Wir treffen die Grafikerinnen in ihrem großen, hellen Büro in Sulz. Durch die großzügige Fensterfront haben wir einen direkten Blick auf die Frutz. Wir wissen, dass die beiden bis über beide Ohren in Arbeit stecken, dennoch wirken Karoline und Silvia bei unserem Gespräch entspannt und interessiert. Sie sind ein eingespieltes Team, auch im Erzählen.

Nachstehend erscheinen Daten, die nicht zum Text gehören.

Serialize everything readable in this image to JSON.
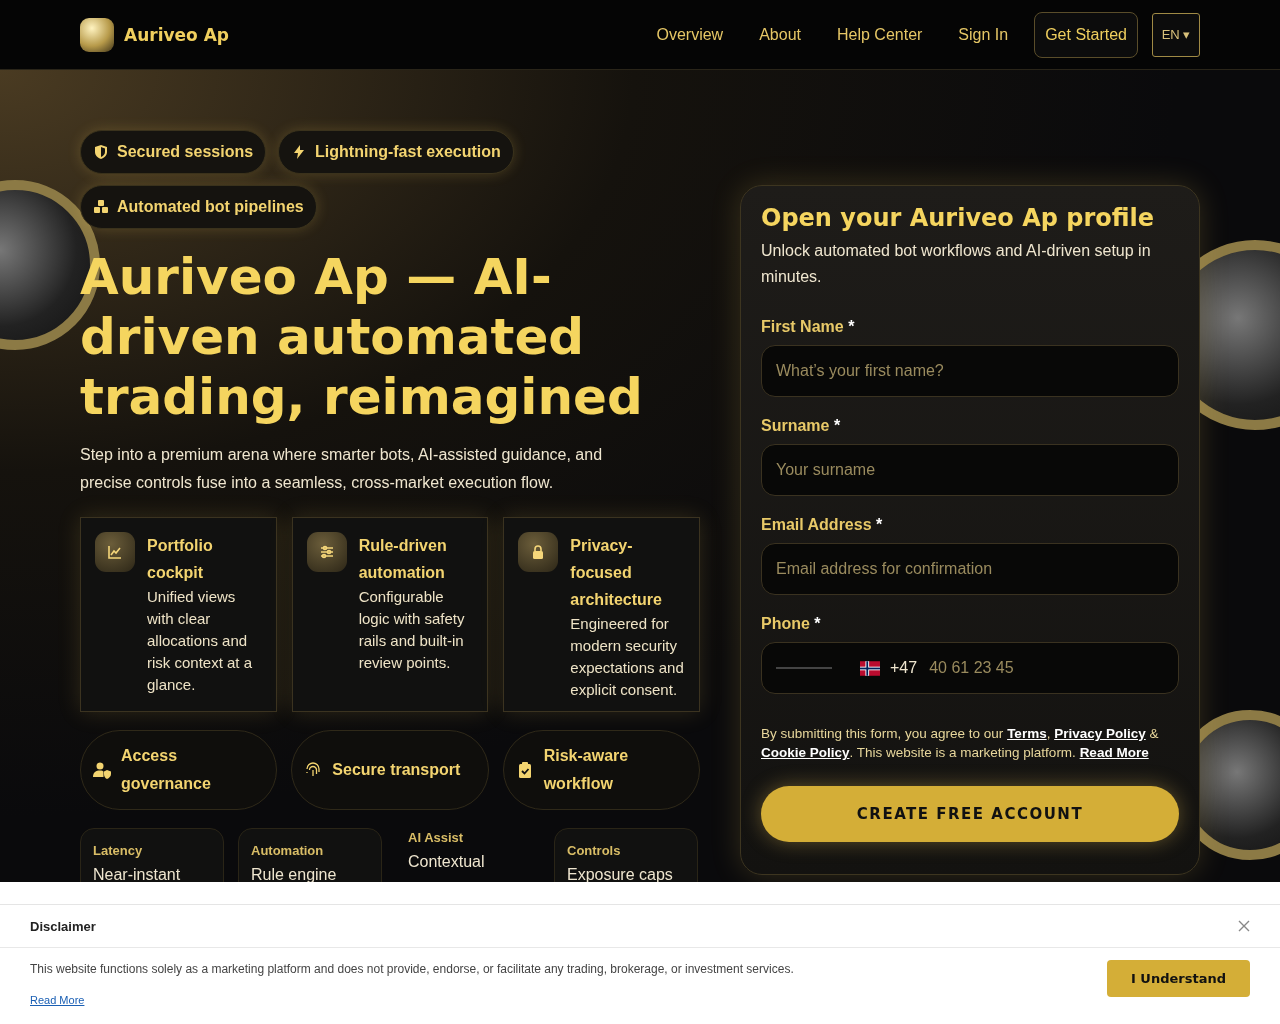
{
  "header": {
    "brand": "Auriveo Ap",
    "links": [
      "Overview",
      "About",
      "Help Center",
      "Sign In"
    ],
    "cta": "Get Started",
    "language": "EN ▾"
  },
  "hero": {
    "badges": [
      {
        "kind": "shield",
        "label": "Secured sessions"
      },
      {
        "kind": "bolt",
        "label": "Lightning-fast execution"
      },
      {
        "kind": "cubes",
        "label": "Automated bot pipelines"
      }
    ],
    "title": "Auriveo Ap — AI-driven automated trading, reimagined",
    "lead": "Step into a premium arena where smarter bots, AI-assisted guidance, and precise controls fuse into a seamless, cross-market execution flow.",
    "features": [
      {
        "kind": "chart",
        "title": "Portfolio cockpit",
        "text": "Unified views with clear allocations and risk context at a glance."
      },
      {
        "kind": "sliders",
        "title": "Rule-driven automation",
        "text": "Configurable logic with safety rails and built-in review points."
      },
      {
        "kind": "lock",
        "title": "Privacy-focused architecture",
        "text": "Engineered for modern security expectations and explicit consent."
      }
    ],
    "pills": [
      {
        "kind": "access",
        "label": "Access governance"
      },
      {
        "kind": "transport",
        "label": "Secure transport"
      },
      {
        "kind": "workflow",
        "label": "Risk-aware workflow"
      }
    ],
    "stats": [
      {
        "kind": "card",
        "label": "Latency",
        "value": "Near-instant"
      },
      {
        "kind": "card",
        "label": "Automation",
        "value": "Rule engine"
      },
      {
        "kind": "plain",
        "label": "AI Assist",
        "value": "Contextual"
      },
      {
        "kind": "card",
        "label": "Controls",
        "value": "Exposure caps"
      }
    ]
  },
  "form": {
    "title": "Open your Auriveo Ap profile",
    "subtitle": "Unlock automated bot workflows and AI-driven setup in minutes.",
    "fields": [
      {
        "kind": "text",
        "label": "First Name",
        "required_mark": "*",
        "placeholder": "What’s your first name?"
      },
      {
        "kind": "text",
        "label": "Surname",
        "required_mark": "*",
        "placeholder": "Your surname"
      },
      {
        "kind": "text",
        "label": "Email Address",
        "required_mark": "*",
        "placeholder": "Email address for confirmation"
      },
      {
        "kind": "phone",
        "label": "Phone",
        "required_mark": "*",
        "prefix": "+47",
        "placeholder": "40 61 23 45"
      }
    ],
    "consent": [
      {
        "kind": "text",
        "text": "By submitting this form, you agree to our "
      },
      {
        "kind": "link",
        "text": "Terms"
      },
      {
        "kind": "text",
        "text": ", "
      },
      {
        "kind": "link",
        "text": "Privacy Policy"
      },
      {
        "kind": "text",
        "text": " & "
      },
      {
        "kind": "link",
        "text": "Cookie Policy"
      },
      {
        "kind": "text",
        "text": ". This website is a marketing platform. "
      },
      {
        "kind": "link",
        "text": "Read More"
      }
    ],
    "submit": "CREATE FREE ACCOUNT"
  },
  "disclaimer": {
    "title": "Disclaimer",
    "text": "This website functions solely as a marketing platform and does not provide, endorse, or facilitate any trading, brokerage, or investment services.",
    "link": "Read More",
    "button": "I Understand"
  }
}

Titelfoto: „Kaleido“/Sabina Loacker

Starkes und geschätztes Fundament

Die beiden Vorarlbergerinnen sind zwar nur rund anderthalb Kilometer voneinander entfernt aufgewachsen – Karoline Mühlburger in Röthis, Silvia Keckeis in Muntlix – kennengelernt haben sie sich aber erst während ihres Studiums in Ravensburg im benachbarten Deutschland. Beide Frauen haben von ihrer Herkunftsfamilie ein – wie sie betonen – „starkes Fundament, eine gute Basis“ mit auf ihren Lebensweg bekommen. „Ich habe gelernt, dass es immer einen Weg gibt und dass man auch einmal etwas passieren lassen kann“, sagt Karoline Mühlburger und Silvia Keckeis fügt hinzu: „Wir haben beide ein gewisses Vertrauen ins Leben und in das, was da kommt.“ Obwohl beide viel unterwegs waren, auch im Ausland, sind sie eng mit ihrer Vorarlberger Heimat verwurzelt. „Ich war zwar oft auf Reisen, bin aber immer wieder gern zurück nach Hause gekommen“, sagt Silvia, und Karoline erzählt von ihren Au Pair-Zeiten in New York.

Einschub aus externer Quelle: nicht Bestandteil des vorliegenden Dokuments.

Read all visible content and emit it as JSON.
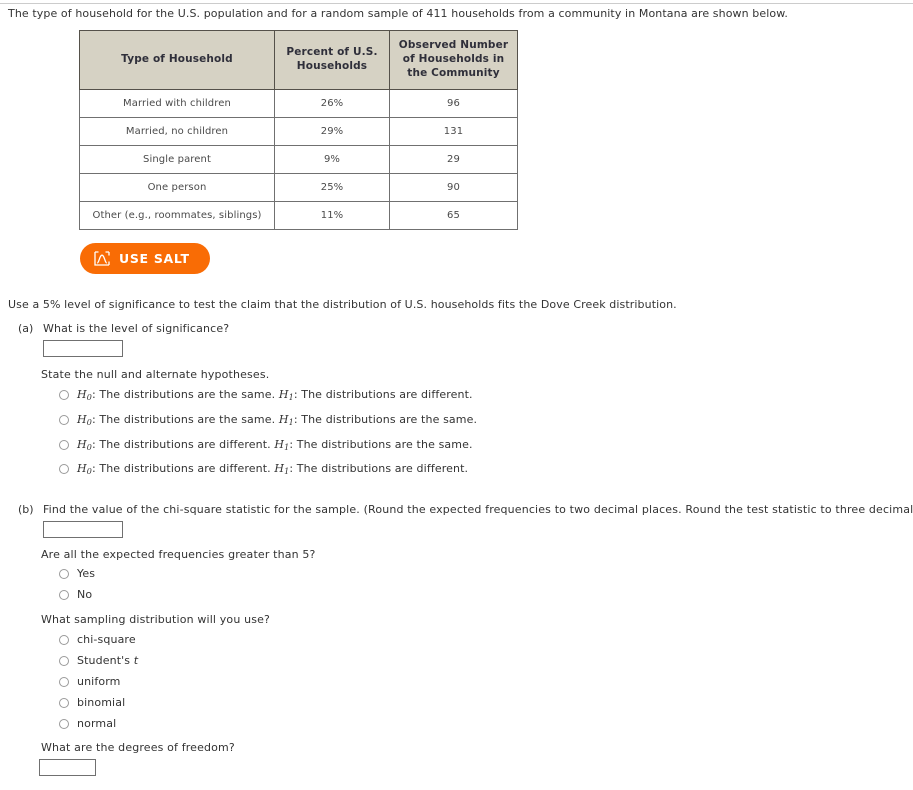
{
  "intro": "The type of household for the U.S. population and for a random sample of 411 households from a community in Montana are shown below.",
  "table": {
    "headers": [
      "Type of Household",
      "Percent of U.S. Households",
      "Observed Number of Households in the Community"
    ],
    "headers_display": {
      "type": "Type of Household",
      "percent": "Percent of U.S.\nHouseholds",
      "observed": "Observed Number\nof Households in\nthe Community"
    },
    "rows": [
      {
        "type": "Married with children",
        "percent": "26%",
        "observed": "96"
      },
      {
        "type": "Married, no children",
        "percent": "29%",
        "observed": "131"
      },
      {
        "type": "Single parent",
        "percent": "9%",
        "observed": "29"
      },
      {
        "type": "One person",
        "percent": "25%",
        "observed": "90"
      },
      {
        "type": "Other (e.g., roommates, siblings)",
        "percent": "11%",
        "observed": "65"
      }
    ]
  },
  "salt_button": {
    "label": "USE SALT",
    "icon": "distribution-curve-icon",
    "color": "#f96c05"
  },
  "significance_statement": "Use a 5% level of significance to test the claim that the distribution of U.S. households fits the Dove Creek distribution.",
  "part_a": {
    "label": "(a)",
    "question": "What is the level of significance?",
    "input_value": "",
    "hypotheses_prompt": "State the null and alternate hypotheses.",
    "options": [
      {
        "h0": "H",
        "h0_sub": "0",
        "h0_text": ": The distributions are the same. ",
        "h1": "H",
        "h1_sub": "1",
        "h1_text": ": The distributions are different."
      },
      {
        "h0": "H",
        "h0_sub": "0",
        "h0_text": ": The distributions are the same. ",
        "h1": "H",
        "h1_sub": "1",
        "h1_text": ": The distributions are the same."
      },
      {
        "h0": "H",
        "h0_sub": "0",
        "h0_text": ": The distributions are different. ",
        "h1": "H",
        "h1_sub": "1",
        "h1_text": ": The distributions are the same."
      },
      {
        "h0": "H",
        "h0_sub": "0",
        "h0_text": ": The distributions are different. ",
        "h1": "H",
        "h1_sub": "1",
        "h1_text": ": The distributions are different."
      }
    ]
  },
  "part_b": {
    "label": "(b)",
    "question": "Find the value of the chi-square statistic for the sample. (Round the expected frequencies to two decimal places. Round the test statistic to three decimal places.)",
    "input_value": "",
    "expected_freq_question": "Are all the expected frequencies greater than 5?",
    "expected_freq_options": [
      "Yes",
      "No"
    ],
    "sampling_question": "What sampling distribution will you use?",
    "sampling_options": [
      "chi-square",
      "Student's t",
      "uniform",
      "binomial",
      "normal"
    ],
    "df_question": "What are the degrees of freedom?",
    "df_value": ""
  }
}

Gute Plattform für die kreative Szene

„Es ist mir in ganz jungen Jahren noch gar nicht so wirklich aufgefallen, wie offen und weit entwickelt Vorarlbergs kreative Szene ist“, erzählt Karoline Mühlburger. „Aber gerade im Vergleich mit Deutschland kann ich sagen, dass Vorarlberg eine sehr gute Plattform dafür bietet. Denn wir hatten die Möglichkeit das, was es nicht gegeben hat, eben selbst zu erschaffen.“ Als Beispiel nennt sie die Organisation und Gestaltung des „Blume“-Kurzfilmfestivals vor fast zehn Jahren. Gemeinsam mit einer hoch motivierten Truppe, bei der auch Karolines Bruder Martin Mühlburger federführend beteiligt war, haben sie das wohl kleinste und einzige Gartenkurzfilmfestival des Landes auf die Beine gestellt – für Filmemacher und Festivalfreunde in Vorarlberg noch heute legendär.

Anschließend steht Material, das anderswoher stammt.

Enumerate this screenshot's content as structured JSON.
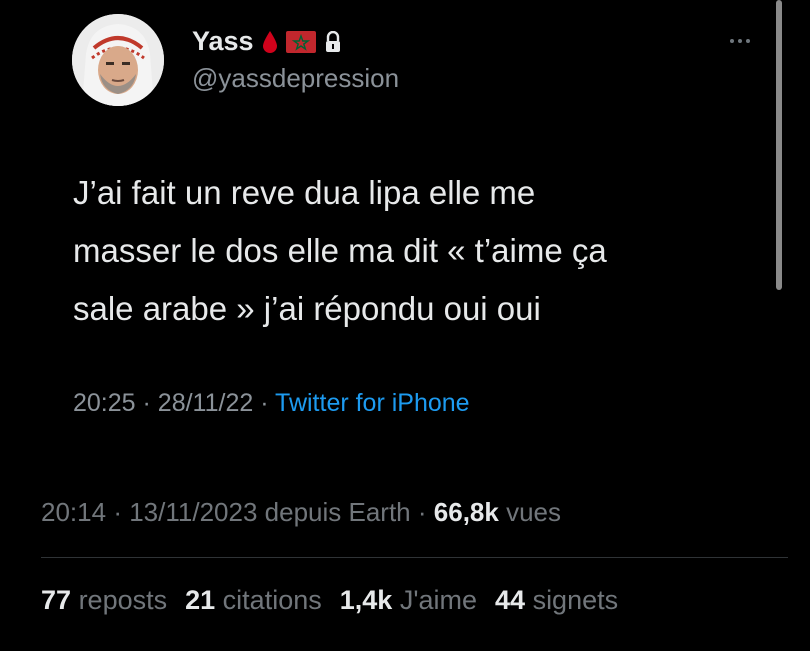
{
  "embedded_tweet": {
    "display_name": "Yass",
    "handle": "@yassdepression",
    "body_lines": [
      "J’ai fait un reve dua lipa elle me",
      "masser le dos elle ma dit  « t’aime ça",
      "sale arabe » j’ai répondu oui oui"
    ],
    "time": "20:25",
    "date": "28/11/22",
    "separator": "·",
    "source": "Twitter for iPhone",
    "badges": [
      "drop-icon",
      "morocco-flag-icon",
      "lock-icon"
    ],
    "colors": {
      "drop": "#d0021b",
      "flag": "#c1272d",
      "source_link": "#1d9bf0"
    }
  },
  "post": {
    "time": "20:14",
    "date": "13/11/2023",
    "location": "depuis Earth",
    "separator": "·",
    "views_count": "66,8k",
    "views_label": "vues"
  },
  "stats": [
    {
      "count": "77",
      "label": "reposts"
    },
    {
      "count": "21",
      "label": "citations"
    },
    {
      "count": "1,4k",
      "label": "J'aime"
    },
    {
      "count": "44",
      "label": "signets"
    }
  ]
}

Wollte eigentlich Bäuerin werden

Im Gegensatz zu Silvia Keckeis, die schon als Volksschulkind im traditionellen Freundschaftsbüchlein als Berufswunsch „Grafikerin“ angegeben hatte („ohne wirklich zu wissen, was das eigentlich genau ist“, lacht sie), war für Karoline Mühlburger dieses Berufsfeld lange kein Thema. „Ich wollte eigentlich immer Tierärztin oder Bäuerin werden“, erzählt die Mitte-Dreißigjährige, „danach Kindergartenpädagogin. Aber ich habe die Aufnahmeprüfung nicht bestanden. Und erst als ich dann meine Abschlussarbeit an der Fachschule für wirtschaftliche Berufe geschrieben habe, habe ich gemerkt, dass es mir leicht fällt, zu gestalten. Noch dazu hat es mir sehr viel Spaß macht. Das hat etwas in mir geweckt!“ Karoline ist dann im Alter von 18 Jahren nach Salzburg gezogen, hat dort ihre Matura mit Schwerpunkt Multimediaart gemacht und ist dann nach Ravensburg gegangen, um weiter zu studieren. Dort hat sie schließlich Silvia Keckeis kennengelernt.

Bündeln von Fähigkeiten

Die beiden haben schon zu Studienzeiten gemerkt, dass es da eine gute Verbindung zwischen ihnen gibt. Sie haben zunächst verschiedene Projekte gemeinsam umgesetzt und sind dann bald auch gemeinsam zwischen Vorarlberg und Ravensburg hin- und hergependelt. „Wir haben gemerkt, dass wir unser Potenzial gut bündeln können und gemeinsam etwas schaffen können, das wir jeweils alleine so nicht zustande gebracht hätten“, erzählt Karoline. „In unserer Zusammenarbeit haben wir uns gut ergänzt, während meine kreativen Gedanken eher unordentlich in meinem Kopf herum purzeln, ist Silvia klarer und strukturierter. So ergänzen wir uns gut.“ Und dass jede auf ihre jeweils aufmerksame und feinfühlige Art ein gutes Gespür für Formen und Farben mitbringt, spiegelt sich heute in ihren teils preisgekrönten Arbeiten wider.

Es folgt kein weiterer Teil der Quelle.